以下のリストでは、脆弱性の初期スキャンからそれらの脆弱性の修復までの QRadar と BigFix の間の対話の概要を説明します。
- QRadar Vulnerability Manager スキャナーは、脆弱性を検出するためにアセットの認証スキャンを実行します。 フル・スキャン・ポリシー、パッチ・スキャン・ポリシー、または PCI スキャン・ポリシーを使用するスキャン・プロファイルで構成されたアセットの脆弱性のみが、 BigFixによる処理に適格です。

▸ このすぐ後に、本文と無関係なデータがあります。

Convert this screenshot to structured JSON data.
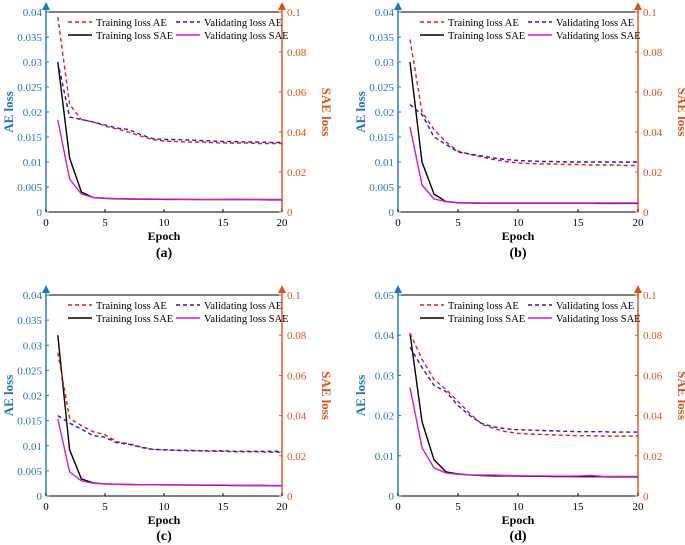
{
  "figure": {
    "colors": {
      "left_axis": "#1f77b4",
      "right_axis": "#d9541a",
      "train_ae": "#e41a1c",
      "val_ae": "#1f1fbf",
      "train_sae": "#000000",
      "val_sae": "#d01ad0"
    },
    "legend": {
      "train_ae": "Training loss AE",
      "val_ae": "Validating loss AE",
      "train_sae": "Training loss SAE",
      "val_sae": "Validating loss SAE"
    }
  },
  "chart_data": [
    {
      "type": "line",
      "caption": "(a)",
      "xlabel": "Epoch",
      "ylabel_left": "AE loss",
      "ylabel_right": "SAE loss",
      "xlim": [
        0,
        20
      ],
      "ylim_left": [
        0,
        0.04
      ],
      "ylim_right": [
        0,
        0.1
      ],
      "xticks": [
        "0",
        "5",
        "10",
        "15",
        "20"
      ],
      "yticks_left": [
        "0",
        "0.005",
        "0.01",
        "0.015",
        "0.02",
        "0.025",
        "0.03",
        "0.035",
        "0.04"
      ],
      "yticks_right": [
        "0",
        "0.02",
        "0.04",
        "0.06",
        "0.08",
        "0.1"
      ],
      "legend_position": "top-right",
      "x": [
        1,
        2,
        3,
        4,
        5,
        6,
        7,
        8,
        9,
        10,
        11,
        12,
        13,
        14,
        15,
        16,
        17,
        18,
        19,
        20
      ],
      "series": [
        {
          "key": "train_ae",
          "axis": "left",
          "dash": true,
          "values": [
            0.039,
            0.0215,
            0.0185,
            0.018,
            0.0172,
            0.0166,
            0.016,
            0.0152,
            0.0145,
            0.0142,
            0.0141,
            0.014,
            0.014,
            0.0139,
            0.0138,
            0.0138,
            0.0138,
            0.0137,
            0.0137,
            0.0137
          ]
        },
        {
          "key": "val_ae",
          "axis": "left",
          "dash": true,
          "values": [
            0.03,
            0.019,
            0.0185,
            0.018,
            0.0174,
            0.0168,
            0.0165,
            0.0155,
            0.0147,
            0.0145,
            0.0145,
            0.0144,
            0.0143,
            0.0142,
            0.0141,
            0.0141,
            0.014,
            0.014,
            0.0139,
            0.0139
          ]
        },
        {
          "key": "train_sae",
          "axis": "right",
          "dash": false,
          "values": [
            0.075,
            0.027,
            0.01,
            0.0072,
            0.0068,
            0.0066,
            0.0065,
            0.0064,
            0.0064,
            0.0063,
            0.0063,
            0.0063,
            0.0062,
            0.0062,
            0.0062,
            0.0062,
            0.0062,
            0.0062,
            0.0061,
            0.0061
          ]
        },
        {
          "key": "val_sae",
          "axis": "right",
          "dash": false,
          "values": [
            0.046,
            0.0165,
            0.009,
            0.0073,
            0.0069,
            0.0067,
            0.0066,
            0.0065,
            0.0065,
            0.0064,
            0.0064,
            0.0063,
            0.0063,
            0.0063,
            0.0063,
            0.0064,
            0.0063,
            0.0063,
            0.0063,
            0.0063
          ]
        }
      ]
    },
    {
      "type": "line",
      "caption": "(b)",
      "xlabel": "Epoch",
      "ylabel_left": "AE loss",
      "ylabel_right": "SAE loss",
      "xlim": [
        0,
        20
      ],
      "ylim_left": [
        0,
        0.04
      ],
      "ylim_right": [
        0,
        0.1
      ],
      "xticks": [
        "0",
        "5",
        "10",
        "15",
        "20"
      ],
      "yticks_left": [
        "0",
        "0.005",
        "0.01",
        "0.015",
        "0.02",
        "0.025",
        "0.03",
        "0.035",
        "0.04"
      ],
      "yticks_right": [
        "0",
        "0.02",
        "0.04",
        "0.06",
        "0.08",
        "0.1"
      ],
      "legend_position": "top-right",
      "x": [
        1,
        2,
        3,
        4,
        5,
        6,
        7,
        8,
        9,
        10,
        11,
        12,
        13,
        14,
        15,
        16,
        17,
        18,
        19,
        20
      ],
      "series": [
        {
          "key": "train_ae",
          "axis": "left",
          "dash": true,
          "values": [
            0.0345,
            0.02,
            0.0165,
            0.014,
            0.0122,
            0.0115,
            0.011,
            0.0105,
            0.0101,
            0.0098,
            0.0097,
            0.0096,
            0.0096,
            0.0095,
            0.0095,
            0.0094,
            0.0094,
            0.0094,
            0.0093,
            0.0093
          ]
        },
        {
          "key": "val_ae",
          "axis": "left",
          "dash": true,
          "values": [
            0.0215,
            0.0195,
            0.015,
            0.0135,
            0.012,
            0.0116,
            0.0112,
            0.0108,
            0.0105,
            0.0103,
            0.0102,
            0.0101,
            0.0101,
            0.01,
            0.01,
            0.01,
            0.01,
            0.01,
            0.01,
            0.01
          ]
        },
        {
          "key": "train_sae",
          "axis": "right",
          "dash": false,
          "values": [
            0.075,
            0.025,
            0.009,
            0.0052,
            0.0046,
            0.0045,
            0.0044,
            0.0044,
            0.0044,
            0.0044,
            0.0044,
            0.0044,
            0.0044,
            0.0044,
            0.0044,
            0.0044,
            0.0043,
            0.0043,
            0.0043,
            0.0043
          ]
        },
        {
          "key": "val_sae",
          "axis": "right",
          "dash": false,
          "values": [
            0.0425,
            0.0135,
            0.0065,
            0.0052,
            0.0047,
            0.0046,
            0.0045,
            0.0045,
            0.0045,
            0.0045,
            0.0045,
            0.0045,
            0.0045,
            0.0045,
            0.0045,
            0.0045,
            0.0045,
            0.0045,
            0.0045,
            0.0045
          ]
        }
      ]
    },
    {
      "type": "line",
      "caption": "(c)",
      "xlabel": "Epoch",
      "ylabel_left": "AE loss",
      "ylabel_right": "SAE loss",
      "xlim": [
        0,
        20
      ],
      "ylim_left": [
        0,
        0.04
      ],
      "ylim_right": [
        0,
        0.1
      ],
      "xticks": [
        "0",
        "5",
        "10",
        "15",
        "20"
      ],
      "yticks_left": [
        "0",
        "0.005",
        "0.01",
        "0.015",
        "0.02",
        "0.025",
        "0.03",
        "0.035",
        "0.04"
      ],
      "yticks_right": [
        "0",
        "0.02",
        "0.04",
        "0.06",
        "0.08",
        "0.1"
      ],
      "legend_position": "top-right",
      "x": [
        1,
        2,
        3,
        4,
        5,
        6,
        7,
        8,
        9,
        10,
        11,
        12,
        13,
        14,
        15,
        16,
        17,
        18,
        19,
        20
      ],
      "series": [
        {
          "key": "train_ae",
          "axis": "left",
          "dash": true,
          "values": [
            0.0285,
            0.0155,
            0.014,
            0.0128,
            0.0122,
            0.0108,
            0.0104,
            0.0098,
            0.0093,
            0.0092,
            0.0091,
            0.009,
            0.009,
            0.0089,
            0.0089,
            0.0088,
            0.0088,
            0.0088,
            0.0087,
            0.0087
          ]
        },
        {
          "key": "val_ae",
          "axis": "left",
          "dash": true,
          "values": [
            0.016,
            0.0145,
            0.0133,
            0.012,
            0.0117,
            0.0106,
            0.0103,
            0.0097,
            0.0093,
            0.0092,
            0.0091,
            0.0091,
            0.009,
            0.009,
            0.009,
            0.0089,
            0.0089,
            0.0089,
            0.0089,
            0.0089
          ]
        },
        {
          "key": "train_sae",
          "axis": "right",
          "dash": false,
          "values": [
            0.08,
            0.023,
            0.0085,
            0.0065,
            0.006,
            0.0058,
            0.0057,
            0.0056,
            0.0056,
            0.0055,
            0.0055,
            0.0054,
            0.0054,
            0.0053,
            0.0053,
            0.0052,
            0.0052,
            0.0052,
            0.0051,
            0.0051
          ]
        },
        {
          "key": "val_sae",
          "axis": "right",
          "dash": false,
          "values": [
            0.0385,
            0.012,
            0.0075,
            0.0063,
            0.006,
            0.0058,
            0.0057,
            0.0056,
            0.0056,
            0.0055,
            0.0055,
            0.0055,
            0.0054,
            0.0054,
            0.0054,
            0.0053,
            0.0053,
            0.0053,
            0.0052,
            0.0052
          ]
        }
      ]
    },
    {
      "type": "line",
      "caption": "(d)",
      "xlabel": "Epoch",
      "ylabel_left": "AE loss",
      "ylabel_right": "SAE loss",
      "xlim": [
        0,
        20
      ],
      "ylim_left": [
        0,
        0.05
      ],
      "ylim_right": [
        0,
        0.1
      ],
      "xticks": [
        "0",
        "5",
        "10",
        "15",
        "20"
      ],
      "yticks_left": [
        "0",
        "0.01",
        "0.02",
        "0.03",
        "0.04",
        "0.05"
      ],
      "yticks_right": [
        "0",
        "0.02",
        "0.04",
        "0.06",
        "0.08",
        "0.1"
      ],
      "legend_position": "top-right",
      "x": [
        1,
        2,
        3,
        4,
        5,
        6,
        7,
        8,
        9,
        10,
        11,
        12,
        13,
        14,
        15,
        16,
        17,
        18,
        19,
        20
      ],
      "series": [
        {
          "key": "train_ae",
          "axis": "left",
          "dash": true,
          "values": [
            0.0405,
            0.034,
            0.029,
            0.0265,
            0.0235,
            0.0205,
            0.0178,
            0.0168,
            0.016,
            0.0156,
            0.0154,
            0.0153,
            0.0152,
            0.0151,
            0.015,
            0.015,
            0.0149,
            0.0149,
            0.0149,
            0.0149
          ]
        },
        {
          "key": "val_ae",
          "axis": "left",
          "dash": true,
          "values": [
            0.037,
            0.032,
            0.0275,
            0.026,
            0.0225,
            0.02,
            0.018,
            0.0172,
            0.0167,
            0.0165,
            0.0164,
            0.0163,
            0.0162,
            0.0161,
            0.016,
            0.016,
            0.016,
            0.0159,
            0.0159,
            0.0159
          ]
        },
        {
          "key": "train_sae",
          "axis": "right",
          "dash": false,
          "values": [
            0.081,
            0.037,
            0.018,
            0.012,
            0.011,
            0.0105,
            0.0102,
            0.01,
            0.01,
            0.0099,
            0.0098,
            0.0098,
            0.0097,
            0.0097,
            0.0096,
            0.0096,
            0.0096,
            0.0095,
            0.0095,
            0.0095
          ]
        },
        {
          "key": "val_sae",
          "axis": "right",
          "dash": false,
          "values": [
            0.054,
            0.024,
            0.014,
            0.0115,
            0.0108,
            0.0105,
            0.0104,
            0.0104,
            0.0102,
            0.0101,
            0.01,
            0.01,
            0.0099,
            0.0099,
            0.0099,
            0.0102,
            0.0098,
            0.0097,
            0.0097,
            0.0097
          ]
        }
      ]
    }
  ]
}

- BigFix エージェントがアセットにインストールされている場合 QRadar Vulnerability Manager は、アセットの脆弱性を検出すると、アセットから BES エージェント ID を取得します。 BES エージェント ID は、アセットを識別し、そのアセットの脆弱性を修復するために BigFix が使用する固有 ID です。 BigFix では、 QRadar 資産をコンピューターと呼びます。
- スキャン結果は QRadar アセット・モデルで更新されます。これには、 BigFix エージェントを持つすべてのアセットからの BES エージェント ID が含まれます。 スキャン・プロファイルのスキャン状況に progress=100%の状況が表示されると、アセット・モデルが更新され、脆弱性データがデフォルトで 15 分以内に BigFix に送信されます。
- アセット・モデルがスキャン・データで更新されると、 QRadar Console にインストールされている BigFix アダプターは、アセット・モデルから、リスク・スコアを含む更新された脆弱性データを受け取ります。 このデータには BES エージェント ID が含まれています。 BigFix アダプターは、 BES エージェント ID が含まれている場合にのみ、アセットからの脆弱性情報を処理します。
- BigFix に送信される脆弱性データは、 QRadar Console上のアダプター・プロパティー・ファイル (/opt/qvm/adaptor/config/adaptor.properties) で構成されているリスク・スコア・パラメーターでフィルタリングされます。 デフォルトのリスク・スコアは 0.0です。これは、すべての脆弱性が BigFixに送信されることを意味します。
- BigFix アダプターは、 BigFix REST API を使用して脆弱性情報を BigFix に送信し、脆弱性 CVE を Fixlet と相関させます。 デフォルトでは、データは 15 分間隔で BigFix に送信されます。
- REST API によって送信された脆弱性情報は、 BigFix 「脆弱性のあるコンピューターの管理」 ダッシュボードで表示できます。 BigFix 「脆弱性のあるコンピューターの管理」 ダッシュボードから、リスクの高い脆弱性があるアセットに Fixlet を適用できます。 BigFix は、Fixlet をアセットに直接適用するときに、アセットの固有の参照として BES エージェント ID を使用します。
- BigFix は、脆弱性のあるアセットに Fixlet を適用します。
- BigFixから脆弱性パッチ状況を取得するには、SOAP API (Web レポート) を使用します。 この更新された脆弱性情報を表示するには、「脆弱性」タブで保存済み検索やフィルターを使用します。
アセットの変更された脆弱性状況を使用してアセット・モデルを更新するには、パッチ適用済みのアセットを再スキャンする必要があります。